The two elevators in Coles Tower malfunctioned several times last weekend, leaving the tallest building on campus without fully operating elevators. For some students who live on the upper floors of the Tower or attend class in one of the two classrooms on the 16th floor, the issues were a major inconvenience. Both elevators were fully operational by Monday, and Facilities Management has taken steps to prevent future breakdowns.

 The first elevator, on the north side of the building, began making noises Saturday evening. The elevator contractor came and determined it could continue to operate. 
Later on in the weekend, the noise started again. The contractor returned, figured out the issue, and fixed the elevator on Sunday.

“The problem [was that] there was a set of noisy rollers in the elevator system,” said Ted Stam, director of facilities operation and maintenance. “It [was] a mechanical noise.”

While the north elevator’s issues lasted only a day, the south elevator had more pressing problems. Friday evening the elevator got stuck on the first floor with its doors open. The mechanic determined that the elevator was safe for use, so Facilities put it back into service that evening, according to Stam. However, on Sunday morning, it began malfunctioning yet again. 

A mechanic replaced parts on Monday morning and by Monday afternoon, the elevator was back in full use.

 “What we had was two elevators experiencing problems of two very different natures at the same time,” Stam said.

Stam added that the double breakdown may have been the culmination of a number of smaller issues with the two elevators. The elevators had been experiencing some problems leading into the weekend.
Last week, only one of the elevators was working.

Alex N’Diaye ’15, who lives on the 15th floor, said that elevator service was also slowed down because maintenance was frequently working on the elevators. The limited access to elevators was particularly inconvenient for her.  

“It’s a hike up to the 15th floor,” she said. “It makes me not want to go back to the Tower. I pack for six hours a day, and then don’t come back.”

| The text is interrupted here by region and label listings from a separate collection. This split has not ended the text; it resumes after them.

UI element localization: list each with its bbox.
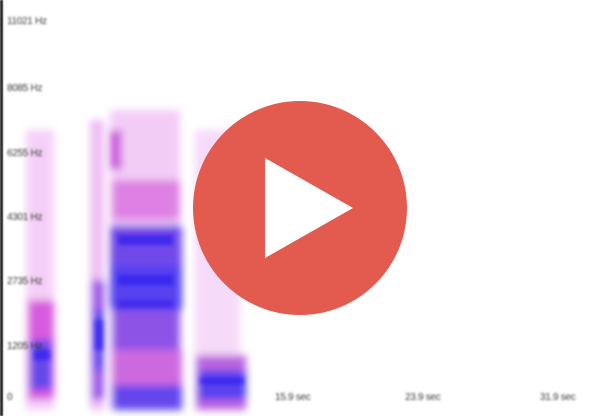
frequency-axis-line: [0, 0, 3, 416]
time-label: 15.9 sec: [275, 392, 311, 403]
play-icon: [265, 158, 353, 258]
play-button[interactable]: [193, 101, 407, 315]
frequency-label: 6255 Hz: [7, 148, 43, 159]
time-label: 23.9 sec: [405, 392, 441, 403]
frequency-label: 2735 Hz: [7, 276, 43, 287]
time-label: 31.9 sec: [540, 392, 576, 403]
frequency-label: 1205 Hz: [7, 341, 43, 352]
frequency-label: 8085 Hz: [7, 83, 43, 94]
frequency-label: 4301 Hz: [7, 212, 43, 223]
frequency-label: 11021 Hz: [7, 16, 47, 27]
frequency-label: 0: [7, 392, 13, 403]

The malfunctioning elevator also inconvenienced students whose classes meet in the seminar rooms on the 16th floor.
Corinne Alini ’18, whose first- year seminar meets on the 16th floor, said she and her classmates had to compromise over who got to take the one working elevator.

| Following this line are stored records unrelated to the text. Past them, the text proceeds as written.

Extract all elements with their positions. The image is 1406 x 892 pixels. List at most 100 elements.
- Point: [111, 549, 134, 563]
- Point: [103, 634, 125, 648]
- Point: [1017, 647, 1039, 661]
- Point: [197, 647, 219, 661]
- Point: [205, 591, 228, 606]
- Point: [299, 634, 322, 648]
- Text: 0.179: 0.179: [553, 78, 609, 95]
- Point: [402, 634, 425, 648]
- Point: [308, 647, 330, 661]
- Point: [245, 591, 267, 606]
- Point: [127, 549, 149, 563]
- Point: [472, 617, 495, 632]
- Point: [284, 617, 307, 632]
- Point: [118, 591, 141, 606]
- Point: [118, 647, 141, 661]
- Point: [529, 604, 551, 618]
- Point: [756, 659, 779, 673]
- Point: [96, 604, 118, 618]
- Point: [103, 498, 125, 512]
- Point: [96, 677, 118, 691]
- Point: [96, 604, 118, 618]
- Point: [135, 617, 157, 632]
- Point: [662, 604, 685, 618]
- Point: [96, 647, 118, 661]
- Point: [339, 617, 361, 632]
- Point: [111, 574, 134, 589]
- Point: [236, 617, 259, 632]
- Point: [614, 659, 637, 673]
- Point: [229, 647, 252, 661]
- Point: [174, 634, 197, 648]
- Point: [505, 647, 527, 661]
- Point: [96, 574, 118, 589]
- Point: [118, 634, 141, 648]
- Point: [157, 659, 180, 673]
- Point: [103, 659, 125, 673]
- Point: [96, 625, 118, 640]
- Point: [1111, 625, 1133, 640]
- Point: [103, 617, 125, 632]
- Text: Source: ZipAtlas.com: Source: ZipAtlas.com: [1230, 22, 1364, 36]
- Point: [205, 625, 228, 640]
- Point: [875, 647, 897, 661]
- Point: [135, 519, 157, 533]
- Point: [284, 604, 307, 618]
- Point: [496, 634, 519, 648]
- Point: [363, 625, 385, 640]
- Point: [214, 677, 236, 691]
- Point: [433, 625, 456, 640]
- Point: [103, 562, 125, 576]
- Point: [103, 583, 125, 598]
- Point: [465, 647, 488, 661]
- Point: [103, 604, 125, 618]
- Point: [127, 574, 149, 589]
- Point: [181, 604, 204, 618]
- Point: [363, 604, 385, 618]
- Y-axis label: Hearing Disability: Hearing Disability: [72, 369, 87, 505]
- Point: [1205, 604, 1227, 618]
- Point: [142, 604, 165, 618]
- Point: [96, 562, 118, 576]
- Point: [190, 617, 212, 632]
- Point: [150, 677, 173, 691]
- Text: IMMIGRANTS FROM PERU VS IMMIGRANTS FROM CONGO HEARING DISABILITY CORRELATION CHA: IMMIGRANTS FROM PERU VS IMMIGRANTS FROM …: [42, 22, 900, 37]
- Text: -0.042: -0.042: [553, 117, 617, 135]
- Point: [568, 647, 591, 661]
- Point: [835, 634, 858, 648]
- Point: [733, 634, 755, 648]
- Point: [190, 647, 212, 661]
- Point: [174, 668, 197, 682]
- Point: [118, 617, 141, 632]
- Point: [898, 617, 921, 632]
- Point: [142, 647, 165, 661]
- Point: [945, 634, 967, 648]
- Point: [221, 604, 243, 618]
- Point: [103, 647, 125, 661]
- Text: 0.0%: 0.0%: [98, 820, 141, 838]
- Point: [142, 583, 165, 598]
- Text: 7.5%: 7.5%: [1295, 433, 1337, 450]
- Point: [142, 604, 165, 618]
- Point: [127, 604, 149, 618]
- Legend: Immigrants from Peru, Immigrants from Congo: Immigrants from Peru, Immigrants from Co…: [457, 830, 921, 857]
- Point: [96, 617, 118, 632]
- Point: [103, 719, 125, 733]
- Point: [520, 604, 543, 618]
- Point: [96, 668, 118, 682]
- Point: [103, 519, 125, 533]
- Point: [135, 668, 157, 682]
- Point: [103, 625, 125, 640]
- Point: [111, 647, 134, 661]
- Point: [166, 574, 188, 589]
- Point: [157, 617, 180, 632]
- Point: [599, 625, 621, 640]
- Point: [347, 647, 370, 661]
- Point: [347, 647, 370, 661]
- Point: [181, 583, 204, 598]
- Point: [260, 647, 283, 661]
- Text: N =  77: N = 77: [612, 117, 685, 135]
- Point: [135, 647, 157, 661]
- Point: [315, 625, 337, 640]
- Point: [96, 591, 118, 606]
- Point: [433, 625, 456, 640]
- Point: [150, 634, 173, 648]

“When we all get out of class we had to decide who has priority over the elevator because it was going to take a long time for the [one] elevator to go down then back up,” Alini said.

N’Diaye understood the delay, but said she wished the elevators were fully operational sooner. 

“Obviously when something happens you want it to be an immediate fix, but it took a bit longer than expected,” N’Diaye said. 

The elevators’ interiors were renovated this summer as part of a four-year renovation to Coles Tower.

“We went to talk to our elevator company and asked what we should be doing to the elevators [in order to] prolong the life and make them operate better for the foreseeable future,” Stam said. “There were a number of things they suggested to us, all of which we did.”

One of these suggestions was these “facelifts” to the elevator cab interiors, a project that has since been completed and was not related to the recent malfunction.

After this weekend, Facilities looked at how it could improve the mechanics of the elevators. The north elevator has many sets of the noisy rollers, so Facilities ordered new ones to prevent further noise issues. The rollers will be replaced soon.

“There’s a little bit more work that has to be made,” Stam said. “We’re being proactive.”